Bucs' blackouts follow NFL rules
I would like to know what other NFL teams black out their preseason games like the Bucs do, and also what regular season games were blacked out last season?
The Tampa Bay Buccaneers, like all teams in the NFL, operate under the league's blackout policy that has been in place since 1973. It says that a team's home game cannot be televised locally if it isn't sold out 72 hours before kickoff.
Of course, there are loopholes.
The NFL will sometimes allow a team to set a deadline of 48 hours instead of 72 if there are only a few thousand tickets unsold, and it has even given its approval a few times to extend the deadline to 24 hours before the game.
Club seats aren't included in the count, and neither are the unused tickets allocated for visiting teams. Some teams, notably Jacksonville, have even closed off some seating areas to reduce the number of tickets they need to sell to avoid a blackout.
Some teams have arrangements with businesses or their television broadcast partner to purchase the remaining seats so a game can be televised. And some teams buy their own tickets to keep the games on TV. The Bucs resorted to this in 2009, giving the tickets to local sponsors and charitable groups to keep their games televised.

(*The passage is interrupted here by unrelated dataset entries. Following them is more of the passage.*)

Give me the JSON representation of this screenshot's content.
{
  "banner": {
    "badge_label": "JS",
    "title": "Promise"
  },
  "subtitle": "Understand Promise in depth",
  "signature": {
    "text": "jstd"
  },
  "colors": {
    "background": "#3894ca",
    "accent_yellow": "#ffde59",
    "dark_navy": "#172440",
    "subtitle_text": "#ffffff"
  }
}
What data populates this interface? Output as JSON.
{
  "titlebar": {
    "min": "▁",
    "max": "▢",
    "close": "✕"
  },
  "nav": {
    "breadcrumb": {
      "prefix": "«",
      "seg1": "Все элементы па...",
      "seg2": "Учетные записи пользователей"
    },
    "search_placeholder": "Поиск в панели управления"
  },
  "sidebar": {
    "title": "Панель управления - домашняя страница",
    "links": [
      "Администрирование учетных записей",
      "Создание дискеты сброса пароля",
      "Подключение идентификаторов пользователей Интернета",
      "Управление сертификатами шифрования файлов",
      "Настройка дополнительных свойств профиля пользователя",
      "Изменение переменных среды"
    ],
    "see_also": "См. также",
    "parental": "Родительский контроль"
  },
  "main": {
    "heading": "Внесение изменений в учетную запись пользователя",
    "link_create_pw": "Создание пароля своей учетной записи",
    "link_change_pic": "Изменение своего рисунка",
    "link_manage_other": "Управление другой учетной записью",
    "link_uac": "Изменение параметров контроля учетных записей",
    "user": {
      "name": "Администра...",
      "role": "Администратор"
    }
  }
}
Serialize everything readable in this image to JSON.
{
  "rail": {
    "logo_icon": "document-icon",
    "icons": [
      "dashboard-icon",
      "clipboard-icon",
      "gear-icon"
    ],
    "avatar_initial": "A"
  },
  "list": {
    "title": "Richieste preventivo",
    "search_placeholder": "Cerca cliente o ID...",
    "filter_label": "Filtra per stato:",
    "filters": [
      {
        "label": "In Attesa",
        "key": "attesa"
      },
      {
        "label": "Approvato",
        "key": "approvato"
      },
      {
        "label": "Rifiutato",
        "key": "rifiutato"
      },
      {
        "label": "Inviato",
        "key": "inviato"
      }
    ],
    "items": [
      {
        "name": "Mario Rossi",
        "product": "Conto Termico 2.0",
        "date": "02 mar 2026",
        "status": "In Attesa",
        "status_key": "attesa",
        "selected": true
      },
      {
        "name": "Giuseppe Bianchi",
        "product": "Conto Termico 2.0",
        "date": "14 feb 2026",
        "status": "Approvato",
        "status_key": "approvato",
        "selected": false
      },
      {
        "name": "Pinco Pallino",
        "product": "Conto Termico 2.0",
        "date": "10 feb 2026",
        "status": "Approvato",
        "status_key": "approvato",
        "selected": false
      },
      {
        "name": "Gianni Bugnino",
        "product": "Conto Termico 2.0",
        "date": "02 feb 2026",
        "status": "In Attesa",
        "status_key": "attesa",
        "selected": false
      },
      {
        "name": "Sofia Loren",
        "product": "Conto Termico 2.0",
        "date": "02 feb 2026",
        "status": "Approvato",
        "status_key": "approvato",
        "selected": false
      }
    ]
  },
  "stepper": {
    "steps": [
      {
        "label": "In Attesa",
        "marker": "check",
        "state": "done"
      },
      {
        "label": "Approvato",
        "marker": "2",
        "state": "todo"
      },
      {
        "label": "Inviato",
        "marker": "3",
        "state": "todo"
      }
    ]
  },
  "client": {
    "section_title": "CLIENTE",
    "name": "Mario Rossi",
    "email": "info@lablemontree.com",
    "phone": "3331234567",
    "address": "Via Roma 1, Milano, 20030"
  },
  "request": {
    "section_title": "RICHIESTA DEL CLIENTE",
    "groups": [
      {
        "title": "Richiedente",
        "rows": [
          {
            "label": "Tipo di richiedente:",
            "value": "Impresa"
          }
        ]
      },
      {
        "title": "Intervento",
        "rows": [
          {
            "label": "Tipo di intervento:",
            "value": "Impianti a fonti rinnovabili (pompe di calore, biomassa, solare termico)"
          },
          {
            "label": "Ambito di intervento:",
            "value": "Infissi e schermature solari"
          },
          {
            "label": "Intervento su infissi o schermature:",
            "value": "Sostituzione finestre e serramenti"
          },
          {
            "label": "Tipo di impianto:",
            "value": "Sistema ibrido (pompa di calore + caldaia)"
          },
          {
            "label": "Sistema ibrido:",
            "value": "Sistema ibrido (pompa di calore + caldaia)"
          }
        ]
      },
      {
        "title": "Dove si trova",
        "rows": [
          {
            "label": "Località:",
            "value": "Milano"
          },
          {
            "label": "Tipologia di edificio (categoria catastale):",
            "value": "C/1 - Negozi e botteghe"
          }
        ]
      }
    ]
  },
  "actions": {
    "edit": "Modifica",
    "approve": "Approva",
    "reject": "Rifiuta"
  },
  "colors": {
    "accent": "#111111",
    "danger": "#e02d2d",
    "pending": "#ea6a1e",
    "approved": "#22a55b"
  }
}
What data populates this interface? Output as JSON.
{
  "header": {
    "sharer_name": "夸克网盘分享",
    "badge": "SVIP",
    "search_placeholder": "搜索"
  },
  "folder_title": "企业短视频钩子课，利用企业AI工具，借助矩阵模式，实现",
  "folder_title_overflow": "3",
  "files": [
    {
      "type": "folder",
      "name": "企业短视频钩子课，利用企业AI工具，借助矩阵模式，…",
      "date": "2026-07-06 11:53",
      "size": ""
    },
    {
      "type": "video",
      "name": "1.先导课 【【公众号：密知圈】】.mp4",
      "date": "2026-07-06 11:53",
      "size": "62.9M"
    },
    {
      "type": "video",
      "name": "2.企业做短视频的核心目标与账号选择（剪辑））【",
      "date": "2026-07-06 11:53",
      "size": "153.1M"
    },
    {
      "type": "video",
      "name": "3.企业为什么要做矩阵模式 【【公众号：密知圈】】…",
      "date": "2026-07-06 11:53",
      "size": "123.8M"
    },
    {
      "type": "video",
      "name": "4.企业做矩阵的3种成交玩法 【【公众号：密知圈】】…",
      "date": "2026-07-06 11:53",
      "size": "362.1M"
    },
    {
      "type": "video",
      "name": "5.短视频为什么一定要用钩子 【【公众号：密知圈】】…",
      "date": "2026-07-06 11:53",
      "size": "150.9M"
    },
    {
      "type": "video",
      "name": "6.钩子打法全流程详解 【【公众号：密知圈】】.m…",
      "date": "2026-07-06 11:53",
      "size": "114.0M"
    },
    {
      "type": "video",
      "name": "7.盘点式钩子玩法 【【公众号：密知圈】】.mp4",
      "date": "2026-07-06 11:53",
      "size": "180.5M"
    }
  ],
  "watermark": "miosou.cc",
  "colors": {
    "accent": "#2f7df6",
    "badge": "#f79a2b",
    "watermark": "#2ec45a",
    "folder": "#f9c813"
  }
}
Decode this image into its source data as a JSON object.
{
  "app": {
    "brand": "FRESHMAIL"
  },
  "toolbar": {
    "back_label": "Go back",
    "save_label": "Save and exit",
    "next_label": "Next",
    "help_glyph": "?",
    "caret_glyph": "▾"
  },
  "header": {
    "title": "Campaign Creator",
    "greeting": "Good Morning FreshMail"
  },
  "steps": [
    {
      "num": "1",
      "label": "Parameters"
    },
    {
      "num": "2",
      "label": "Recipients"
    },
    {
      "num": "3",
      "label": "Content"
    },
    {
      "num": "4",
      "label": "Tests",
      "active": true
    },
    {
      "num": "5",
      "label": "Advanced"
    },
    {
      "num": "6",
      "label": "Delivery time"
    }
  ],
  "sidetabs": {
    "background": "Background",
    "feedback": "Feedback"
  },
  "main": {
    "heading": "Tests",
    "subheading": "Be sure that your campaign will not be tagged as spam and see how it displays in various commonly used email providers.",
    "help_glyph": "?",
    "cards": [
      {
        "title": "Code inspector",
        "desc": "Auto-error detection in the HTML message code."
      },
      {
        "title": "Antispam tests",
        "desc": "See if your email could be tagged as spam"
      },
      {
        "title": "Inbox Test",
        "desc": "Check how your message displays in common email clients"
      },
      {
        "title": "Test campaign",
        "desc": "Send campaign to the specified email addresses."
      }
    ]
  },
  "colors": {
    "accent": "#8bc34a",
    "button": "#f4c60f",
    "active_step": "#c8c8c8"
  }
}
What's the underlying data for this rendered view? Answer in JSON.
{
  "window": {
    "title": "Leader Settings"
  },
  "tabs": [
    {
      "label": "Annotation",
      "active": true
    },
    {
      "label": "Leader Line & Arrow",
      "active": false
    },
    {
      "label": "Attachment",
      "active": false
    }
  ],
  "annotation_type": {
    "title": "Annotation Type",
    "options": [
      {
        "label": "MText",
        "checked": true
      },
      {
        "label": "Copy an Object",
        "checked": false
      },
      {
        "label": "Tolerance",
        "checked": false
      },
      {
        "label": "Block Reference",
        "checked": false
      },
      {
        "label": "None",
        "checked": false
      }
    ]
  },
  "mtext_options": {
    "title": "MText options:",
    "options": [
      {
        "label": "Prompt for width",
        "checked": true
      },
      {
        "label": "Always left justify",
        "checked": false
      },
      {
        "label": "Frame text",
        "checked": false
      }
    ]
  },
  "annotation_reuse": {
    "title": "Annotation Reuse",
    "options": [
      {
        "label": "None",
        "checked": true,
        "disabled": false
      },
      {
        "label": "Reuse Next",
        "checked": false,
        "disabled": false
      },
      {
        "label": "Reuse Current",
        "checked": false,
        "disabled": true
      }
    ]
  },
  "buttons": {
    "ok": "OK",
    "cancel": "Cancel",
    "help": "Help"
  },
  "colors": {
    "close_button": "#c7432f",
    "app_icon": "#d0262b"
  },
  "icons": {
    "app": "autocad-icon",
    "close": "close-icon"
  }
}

In 2010, though, all the Bucs' home preseason and regular season games were blacked out. They were the only NFL team to have to do so. Oakland, Buffalo, Detroit, Cincinnati and San Diego each had some games blacked out.
For the Bucs, 2010 was the first time games were blacked out since the 65,890-seat Raymond James Stadium opened in 1998. Bucs owner Bryan Glazer has said he expected more blackouts this year.
At one time, the Bucs said they had a waiting list of more than 100,000 for season tickets.
Rays on camera, but not on TV
As of Aug. 16, the Rays have played 113 games and I have watched every one of them on TV. My grandson attended the Kansas City game on Aug. 11 with his "Y" camp and that game was not televised (and "Oh, Grandma, there were cameras everywhere!"). Why?
Rick Vaughn, vice president of communications for the Rays, said: "Our original TV contract with Sun Sports, ESPN and Fox called for 159 of 162 games to be televised. The three games not televised were to be June 4, Aug. 25 and Sept. 24.
"However, a few weeks beforehand, our Saturday, Aug. 20, game — originally to be televised by Fox — was dropped in favor of another nationally televised game involving two other teams. To serve the largest potential audience, Sun Sports then dropped the Aug. 11 weekday game and added the Aug. 20 weekend game.
"Cameras were present because MLB Network telecast the game and we always have cameras in the ballpark for the RaysVision scoreboard."